Peer Mediation Programme
Peer Mediation Scheme is a whole-school approach where older pupils are trained to help younger children resolve conflicts without adult involvement. Twenty selected Year 5-6 students complete a 9-hour mediation training and then take turns mediating playground disputes during break times. Peer mediators handle low-level conflicts only, and refer more complex issues to school staff.
This programme is an initiative of Wandsworth Mediation Service, a London charity with over two decades of expertise in dispute resolution. For more information, please get in touch.
Introducing peer mediation leads to:
- Calmer playground and classrooms.
- Better empathy and understanding between children.
- Less staff time taken up sorting out conflict.
- Children across school are more confident interacting with one another.
- Calmer playground and classrooms.
- Better empathy and understanding between children.
- Less staff time taken up sorting out conflict.
- Children across school are more confident interacting with one another.
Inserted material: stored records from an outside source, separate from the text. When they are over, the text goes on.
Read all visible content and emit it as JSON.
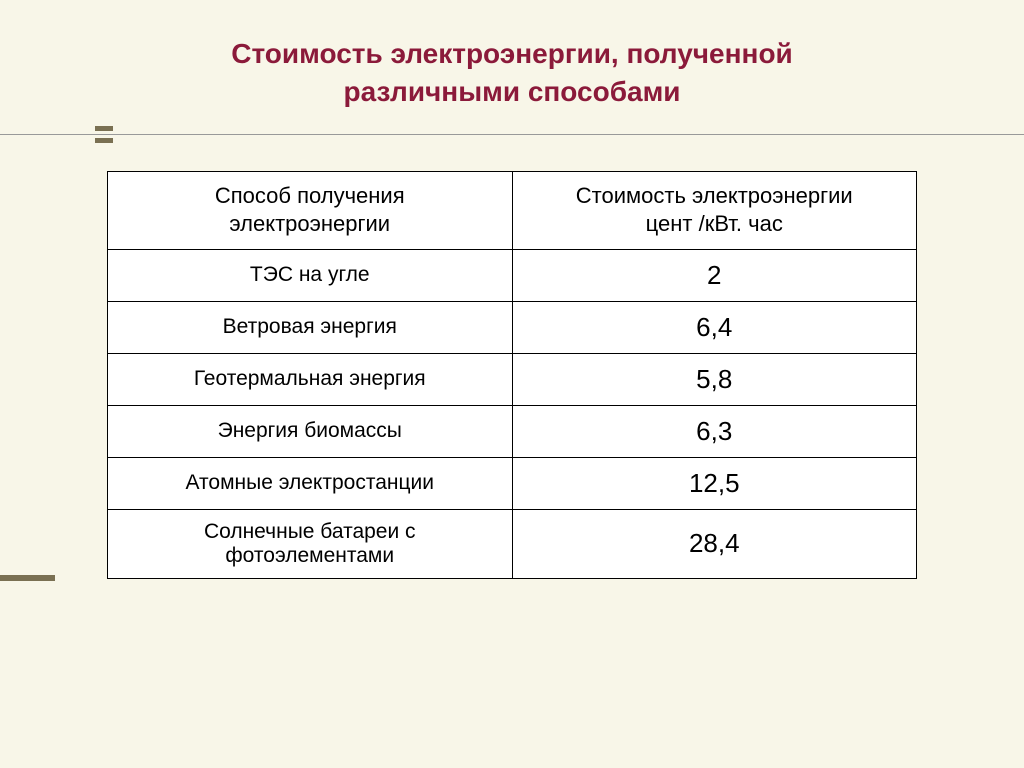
{
  "slide": {
    "title_line1": "Стоимость электроэнергии, полученной",
    "title_line2": "различными способами",
    "background_color": "#f8f6e8",
    "title_color": "#8b1a3a",
    "accent_color": "#7a7052"
  },
  "table": {
    "type": "table",
    "border_color": "#000000",
    "cell_background": "#ffffff",
    "columns": [
      "Способ получения электроэнергии",
      "Стоимость электроэнергии цент /кВт. час"
    ],
    "header_col1_line1": "Способ получения",
    "header_col1_line2": "электроэнергии",
    "header_col2_line1": "Стоимость электроэнергии",
    "header_col2_line2": "цент /кВт. час",
    "rows": [
      {
        "method": "ТЭС на угле",
        "cost": "2"
      },
      {
        "method": "Ветровая энергия",
        "cost": "6,4"
      },
      {
        "method": "Геотермальная энергия",
        "cost": "5,8"
      },
      {
        "method": "Энергия биомассы",
        "cost": "6,3"
      },
      {
        "method": "Атомные электростанции",
        "cost": "12,5"
      },
      {
        "method": "Солнечные батареи с фотоэлементами",
        "cost": "28,4"
      }
    ],
    "row0_method_line1": "ТЭС на угле",
    "row5_method_line1": "Солнечные батареи с",
    "row5_method_line2": "фотоэлементами",
    "font_size_header": 22,
    "font_size_method": 21,
    "font_size_cost": 26
  }
}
4 reasons to introduce peer mediation in your school:
- Proven success record: We are a Civil Mediation Council-recognised peer mediation provider. Our programme has been successfully implemented in several London schools since 2020. It has recently been modernised with support of educational specialists.
- Saves staff time: By empowering pupils to manage conflicts independently, peer mediation saves valuable staff time, enabling teachers to focus more on teaching and less on resolving arguments.
- Enhances PSHE curriculum: The scheme aligns with key PSHE objectives, helping children understand and regulate emotions, develop negotiation and assertiveness skills, and maintain positive relationships both in and out of school.
- Long-term support: We will supply a comprehensive resource pack, including rotas and records, and stay in regular contact for smooth implementation. After the first term, we will host a supervision session to help the peer mediators refine their skills.
Participants
A minimum of 10 and a maximum of 20 students can enrol in each course, typically from Year 5 or 6. Participants are chosen based on an application process. Pupils keen to participate submit a form to their teachers, and the school then selects those they believe will benefit most from the programme.
Outcomes for the peer mediators:
- Increased emotional awareness: developed understanding of what conflict is, how it can escalate, and ways to manage it effectively through recognising underlying thoughts, feelings, and needs.
- Developing mediation skills: such as empathetic listening and win/win solutions. Learning about peer mediators’ ethical standards, including impartiality and confidentiality. Practising various mediation scenarios and recognising when and how to ask adults to intervene.
- Increased assertiveness: through exercises that focus on identifying and eliminating blame talk, using body language effectively to build rapport, and navigating conflict situations with emotional regulation techniques and a focus on facts and feelings.
Peer mediation costs and timing:
This programme is grant-funded and available at no cost to state schools in Wandsworth. The scheme is implemented through:
- 1-hour workshops: Each Year 5 class participates in a workshop that introduces the programme and invites students to apply.
- 9-hour training for mediators: Delivered in three 3-hour sessions (typically weekly), concluding with a 30-minute launch event to present the programme to the entire school.
- 1-hour staff training: For all teaching and support staff, to cover the practical aspects of the scheme.
- 2-hour supervision session: Held a few months after the training, this session allows mediators to reflect on their practice and identify areas for improvement.
All sessions are delivered through a range of highly interactive activities, role plays and games, with very little writing.
Check-list for schools
- Choose champion. To ensure successful implementation, the scheme needs support from the entire school community, including teaching and support staff, pupils, and parents. Please appoint a ‘Peer Mediation Champion’ who will engage staff, ensure mediators follow their rotas, and act as our main point of contact.
- Find a suitable rom. We ask the school to provide for each session a quiet room with space for participants to move around, plus a projector or interactive whiteboard for presentations.
- Complete impact forms. This courses is grant-funded and provided at no cost to state schools. To fulfil our reporting obligations, we ask that the Peer Mediation Champion promptly completes our pre- and post-implementation evaluation forms.